Peter Rhodes on a vegan row, a confusing 'they' and how the world stumbled into war

Was I the only one who heard about the Team GB sailors striking gold in the Forty-Niner class and found myself humming Clementine?

Published
War by Blunders

I was alarmed to read about a rash of resignations during a bitter falling-out in what ought to be a gentle and convivial organisation. One of the resigners identifies as non-gendered, disabled and working-class and denounces the organisation as “not a safe place for young people, for black people, for queer people or for any other marginalised people” and having a “white supremacist culture.” The caring, kindly organisation in question is the Vegan Society. Frankly, I blame the lentils.

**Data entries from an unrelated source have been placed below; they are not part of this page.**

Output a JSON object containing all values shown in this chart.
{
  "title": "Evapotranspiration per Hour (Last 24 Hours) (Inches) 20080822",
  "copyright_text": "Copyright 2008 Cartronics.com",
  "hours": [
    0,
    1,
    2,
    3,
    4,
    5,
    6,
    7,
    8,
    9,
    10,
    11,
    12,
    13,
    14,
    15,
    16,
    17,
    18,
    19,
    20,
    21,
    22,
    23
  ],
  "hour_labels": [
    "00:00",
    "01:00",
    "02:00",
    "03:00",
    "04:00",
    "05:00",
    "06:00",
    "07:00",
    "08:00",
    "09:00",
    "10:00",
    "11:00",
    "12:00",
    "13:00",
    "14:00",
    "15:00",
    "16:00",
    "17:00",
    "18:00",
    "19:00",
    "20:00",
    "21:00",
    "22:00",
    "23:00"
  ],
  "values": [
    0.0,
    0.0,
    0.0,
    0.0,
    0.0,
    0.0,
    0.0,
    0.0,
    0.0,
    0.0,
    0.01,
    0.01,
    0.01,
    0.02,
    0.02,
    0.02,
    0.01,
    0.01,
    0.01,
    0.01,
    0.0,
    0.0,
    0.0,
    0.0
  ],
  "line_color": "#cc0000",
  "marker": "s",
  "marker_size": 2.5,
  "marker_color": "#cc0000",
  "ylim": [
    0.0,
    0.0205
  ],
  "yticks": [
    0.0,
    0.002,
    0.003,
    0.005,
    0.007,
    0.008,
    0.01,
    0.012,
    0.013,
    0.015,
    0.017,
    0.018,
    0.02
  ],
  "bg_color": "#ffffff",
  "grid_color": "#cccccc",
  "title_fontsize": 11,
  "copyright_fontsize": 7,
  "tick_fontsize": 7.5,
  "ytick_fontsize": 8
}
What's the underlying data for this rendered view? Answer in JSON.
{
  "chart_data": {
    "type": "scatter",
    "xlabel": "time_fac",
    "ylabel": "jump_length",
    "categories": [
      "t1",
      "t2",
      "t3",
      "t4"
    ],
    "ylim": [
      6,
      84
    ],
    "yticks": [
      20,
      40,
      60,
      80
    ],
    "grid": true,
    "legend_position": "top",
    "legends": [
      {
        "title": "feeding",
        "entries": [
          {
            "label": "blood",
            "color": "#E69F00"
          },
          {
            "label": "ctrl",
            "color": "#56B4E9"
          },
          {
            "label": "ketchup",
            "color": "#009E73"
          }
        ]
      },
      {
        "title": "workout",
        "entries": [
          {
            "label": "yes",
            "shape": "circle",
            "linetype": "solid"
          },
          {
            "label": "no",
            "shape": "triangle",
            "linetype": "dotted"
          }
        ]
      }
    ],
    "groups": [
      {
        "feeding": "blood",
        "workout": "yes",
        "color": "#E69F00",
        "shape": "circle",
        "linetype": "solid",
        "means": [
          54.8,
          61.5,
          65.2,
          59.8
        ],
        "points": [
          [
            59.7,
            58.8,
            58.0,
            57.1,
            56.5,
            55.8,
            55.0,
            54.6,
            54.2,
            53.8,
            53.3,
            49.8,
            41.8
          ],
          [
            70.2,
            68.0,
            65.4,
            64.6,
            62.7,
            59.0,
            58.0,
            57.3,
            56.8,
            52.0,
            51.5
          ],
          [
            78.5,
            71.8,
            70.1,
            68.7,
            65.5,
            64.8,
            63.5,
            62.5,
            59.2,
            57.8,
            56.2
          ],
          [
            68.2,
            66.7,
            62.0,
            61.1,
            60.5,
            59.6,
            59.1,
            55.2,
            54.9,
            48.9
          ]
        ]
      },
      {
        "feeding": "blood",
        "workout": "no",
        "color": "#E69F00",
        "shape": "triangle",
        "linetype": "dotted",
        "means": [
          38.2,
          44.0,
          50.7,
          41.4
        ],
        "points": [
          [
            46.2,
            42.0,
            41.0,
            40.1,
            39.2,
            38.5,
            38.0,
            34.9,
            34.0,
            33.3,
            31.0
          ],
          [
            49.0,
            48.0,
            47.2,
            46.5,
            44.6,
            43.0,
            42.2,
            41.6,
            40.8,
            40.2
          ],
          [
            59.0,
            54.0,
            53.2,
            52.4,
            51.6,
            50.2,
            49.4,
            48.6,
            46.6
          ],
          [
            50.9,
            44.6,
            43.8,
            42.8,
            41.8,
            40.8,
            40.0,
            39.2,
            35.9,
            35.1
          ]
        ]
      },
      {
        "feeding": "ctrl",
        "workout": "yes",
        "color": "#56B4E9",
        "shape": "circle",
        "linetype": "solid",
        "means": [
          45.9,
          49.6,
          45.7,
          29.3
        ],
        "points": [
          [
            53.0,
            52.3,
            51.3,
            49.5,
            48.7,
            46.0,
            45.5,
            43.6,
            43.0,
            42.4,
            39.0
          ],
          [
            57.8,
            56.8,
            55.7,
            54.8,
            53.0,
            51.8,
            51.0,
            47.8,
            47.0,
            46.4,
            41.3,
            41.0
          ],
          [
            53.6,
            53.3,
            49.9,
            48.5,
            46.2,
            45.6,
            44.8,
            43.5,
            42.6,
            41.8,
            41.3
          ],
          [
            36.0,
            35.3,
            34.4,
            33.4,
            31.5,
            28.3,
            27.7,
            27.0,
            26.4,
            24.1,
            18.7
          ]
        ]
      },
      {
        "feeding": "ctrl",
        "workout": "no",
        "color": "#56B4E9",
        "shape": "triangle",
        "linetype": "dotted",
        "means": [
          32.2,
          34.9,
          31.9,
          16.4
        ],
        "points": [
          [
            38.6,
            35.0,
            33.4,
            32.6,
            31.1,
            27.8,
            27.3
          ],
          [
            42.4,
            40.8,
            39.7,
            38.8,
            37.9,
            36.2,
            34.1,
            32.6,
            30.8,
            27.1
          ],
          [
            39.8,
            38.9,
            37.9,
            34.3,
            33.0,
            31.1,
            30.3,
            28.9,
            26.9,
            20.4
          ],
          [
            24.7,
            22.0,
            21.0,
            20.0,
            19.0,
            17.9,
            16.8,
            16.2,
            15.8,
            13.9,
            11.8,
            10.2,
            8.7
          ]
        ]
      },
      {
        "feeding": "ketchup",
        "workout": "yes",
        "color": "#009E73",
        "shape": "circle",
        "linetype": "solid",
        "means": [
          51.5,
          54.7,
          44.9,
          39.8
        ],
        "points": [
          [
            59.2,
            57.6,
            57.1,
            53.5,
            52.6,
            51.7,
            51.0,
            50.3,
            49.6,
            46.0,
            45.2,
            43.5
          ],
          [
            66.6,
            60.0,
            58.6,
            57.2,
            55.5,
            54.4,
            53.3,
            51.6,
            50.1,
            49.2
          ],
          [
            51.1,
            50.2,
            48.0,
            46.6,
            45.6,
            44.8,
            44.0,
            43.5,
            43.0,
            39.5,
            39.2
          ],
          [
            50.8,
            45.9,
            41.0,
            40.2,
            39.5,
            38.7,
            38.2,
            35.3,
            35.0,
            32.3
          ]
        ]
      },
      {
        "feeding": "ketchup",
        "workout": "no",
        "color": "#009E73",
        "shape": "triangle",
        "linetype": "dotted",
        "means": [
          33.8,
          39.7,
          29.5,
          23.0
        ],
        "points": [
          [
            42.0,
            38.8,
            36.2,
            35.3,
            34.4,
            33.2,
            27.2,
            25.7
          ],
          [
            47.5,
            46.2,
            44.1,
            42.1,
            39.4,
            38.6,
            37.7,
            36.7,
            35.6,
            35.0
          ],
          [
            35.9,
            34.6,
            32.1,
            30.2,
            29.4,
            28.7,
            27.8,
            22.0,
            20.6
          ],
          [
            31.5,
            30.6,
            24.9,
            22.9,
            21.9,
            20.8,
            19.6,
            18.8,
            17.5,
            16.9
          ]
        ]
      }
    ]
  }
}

A complication for us hacks in reporting the vegan blood-letting drama is that when one non-gendered person and four gendered people resign at the same time, we are required to refer to the genderless person as “they” and to the correspondence as “their resignation letter.” But how does the reader know that “they” refers only to one person, or that “their resignation letter” has not been jointly written by all of them? By strictly following modern self-identification rules, you could easily defame people by unwittingly attributing views to them. In this Brave New World there will always be work for lawyers.

On this day 107 years ago, Britons woke up to discover their country was at war with Germany. Every school pupil should study the events of the momentous 37 days from the assassination of an archduke in Sarajevo to the first shots in the First World War in 1914. The relentless blundering of heads of states, their ministers and generals took Britain into a war that never should have happened and which led ultimately to the Second World War and a total butcher's bill for the 20th century's conflicts of nearly 100 million lives. What do we learn from it? Surprisingly, that saying, as Britain repeatedly said in the summer of 1914: “We'll probably stay neutral” far from calming things, only hastened the carnage.

For grown-ups interested in the 37 days I can recommend Sean McMeekin's excellent book, July 1914. It makes you wonder how, with just an ounce of common sense, the world might have turned out.

Has anyone ever written anything more truthful about the ageing process than this, by India Knight, a few days ago? “The fact is, ageing is wonderful – until, at some point, it isn't.”